Module: MultiXML::Parsers::LibxmlSax Private

Extended by:
MultiXML::Parser
Defined in:
lib/multi_xml/parsers/libxml_sax.rb

Overview

This module is part of a private API. You should avoid using this module if possible, as it may be removed or be changed in the future.

SAX-based parser using LibXML (faster for large documents)

Defined Under Namespace

Classes: Handler

Constant Summary collapse

ParseError =

This constant is part of a private API. You should avoid using this constant if possible, as it may be removed or be changed in the future.

Exception class raised on LibXML parse failure

::LibXML::XML::Error

Class Method Summary collapse

Methods included from MultiXML::Parser

parse_error

Class Method Details

.attribute_names(tag) ⇒ Array<String>

This method is part of a private API. You should avoid using this method if possible, as it may be removed or be changed in the future.

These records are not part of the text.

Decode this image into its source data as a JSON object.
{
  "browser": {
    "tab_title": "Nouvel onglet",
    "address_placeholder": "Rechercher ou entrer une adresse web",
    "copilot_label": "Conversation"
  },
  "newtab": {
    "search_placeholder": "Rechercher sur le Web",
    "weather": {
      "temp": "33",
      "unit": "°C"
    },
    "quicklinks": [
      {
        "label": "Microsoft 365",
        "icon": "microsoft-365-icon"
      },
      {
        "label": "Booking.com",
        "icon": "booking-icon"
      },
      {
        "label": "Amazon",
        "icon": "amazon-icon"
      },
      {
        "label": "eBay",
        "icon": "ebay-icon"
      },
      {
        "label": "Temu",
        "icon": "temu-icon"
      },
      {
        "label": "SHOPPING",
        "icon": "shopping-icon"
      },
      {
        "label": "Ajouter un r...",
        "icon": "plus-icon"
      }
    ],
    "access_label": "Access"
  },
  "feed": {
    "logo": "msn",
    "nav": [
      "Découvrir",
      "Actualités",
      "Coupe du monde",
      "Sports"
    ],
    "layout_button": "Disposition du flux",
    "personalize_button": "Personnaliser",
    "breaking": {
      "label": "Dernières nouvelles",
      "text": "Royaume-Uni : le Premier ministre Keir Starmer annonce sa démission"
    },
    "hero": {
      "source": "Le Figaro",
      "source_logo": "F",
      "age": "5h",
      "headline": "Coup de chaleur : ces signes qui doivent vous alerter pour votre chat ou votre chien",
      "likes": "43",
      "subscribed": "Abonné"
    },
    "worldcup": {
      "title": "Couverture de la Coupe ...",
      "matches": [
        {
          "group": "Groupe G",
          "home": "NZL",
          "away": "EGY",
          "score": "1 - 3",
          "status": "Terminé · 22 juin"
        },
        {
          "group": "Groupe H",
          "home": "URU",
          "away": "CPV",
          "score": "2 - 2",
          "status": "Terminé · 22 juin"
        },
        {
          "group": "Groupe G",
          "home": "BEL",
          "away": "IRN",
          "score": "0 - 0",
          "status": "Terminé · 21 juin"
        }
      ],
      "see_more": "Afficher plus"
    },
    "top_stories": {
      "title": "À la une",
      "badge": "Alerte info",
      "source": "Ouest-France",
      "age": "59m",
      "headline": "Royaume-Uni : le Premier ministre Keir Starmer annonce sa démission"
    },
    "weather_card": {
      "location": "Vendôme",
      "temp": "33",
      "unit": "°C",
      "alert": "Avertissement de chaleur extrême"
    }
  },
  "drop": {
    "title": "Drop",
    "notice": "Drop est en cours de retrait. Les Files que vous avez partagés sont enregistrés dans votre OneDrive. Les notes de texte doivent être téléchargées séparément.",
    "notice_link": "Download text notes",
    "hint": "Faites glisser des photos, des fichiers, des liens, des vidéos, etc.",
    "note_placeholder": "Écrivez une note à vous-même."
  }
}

Extract non-xmlns attribute names from a start tag

Parameters:

  • tag (String)

    Start tag source

Returns:

  • (Array<String>)

    attribute names



53
54
55
56
57
# File 'lib/multi_xml/parsers/libxml_sax.rb', line 53

def attribute_names(tag)
  tag.scan(/\s([a-zA-Z_][\w.-]*(?::[a-zA-Z_][\w.-]*)?)\s*=/).flatten.reject do |name|
    name == "xmlns" || name.start_with?("xmlns:")
  end
end

.dom_fallback?(source, namespaces) ⇒ Boolean

This method is part of a private API. You should avoid using this method if possible, as it may be removed or be changed in the future.

Determine whether libxml_sax must fall back to the DOM parser

Parameters:

  • source (String)

    XML source

  • namespaces (Symbol)

    Namespace handling mode

Returns:

  • (Boolean)

    true when DOM parsing is required



65
66
67
# File 'lib/multi_xml/parsers/libxml_sax.rb', line 65

def dom_fallback?(source, namespaces)
  namespaces != :strip || stripped_attribute_collision?(source)
end

.parse(xml, namespaces: :strip) ⇒ Hash

This method is part of a private API. You should avoid using this method if possible, as it may be removed or be changed in the future.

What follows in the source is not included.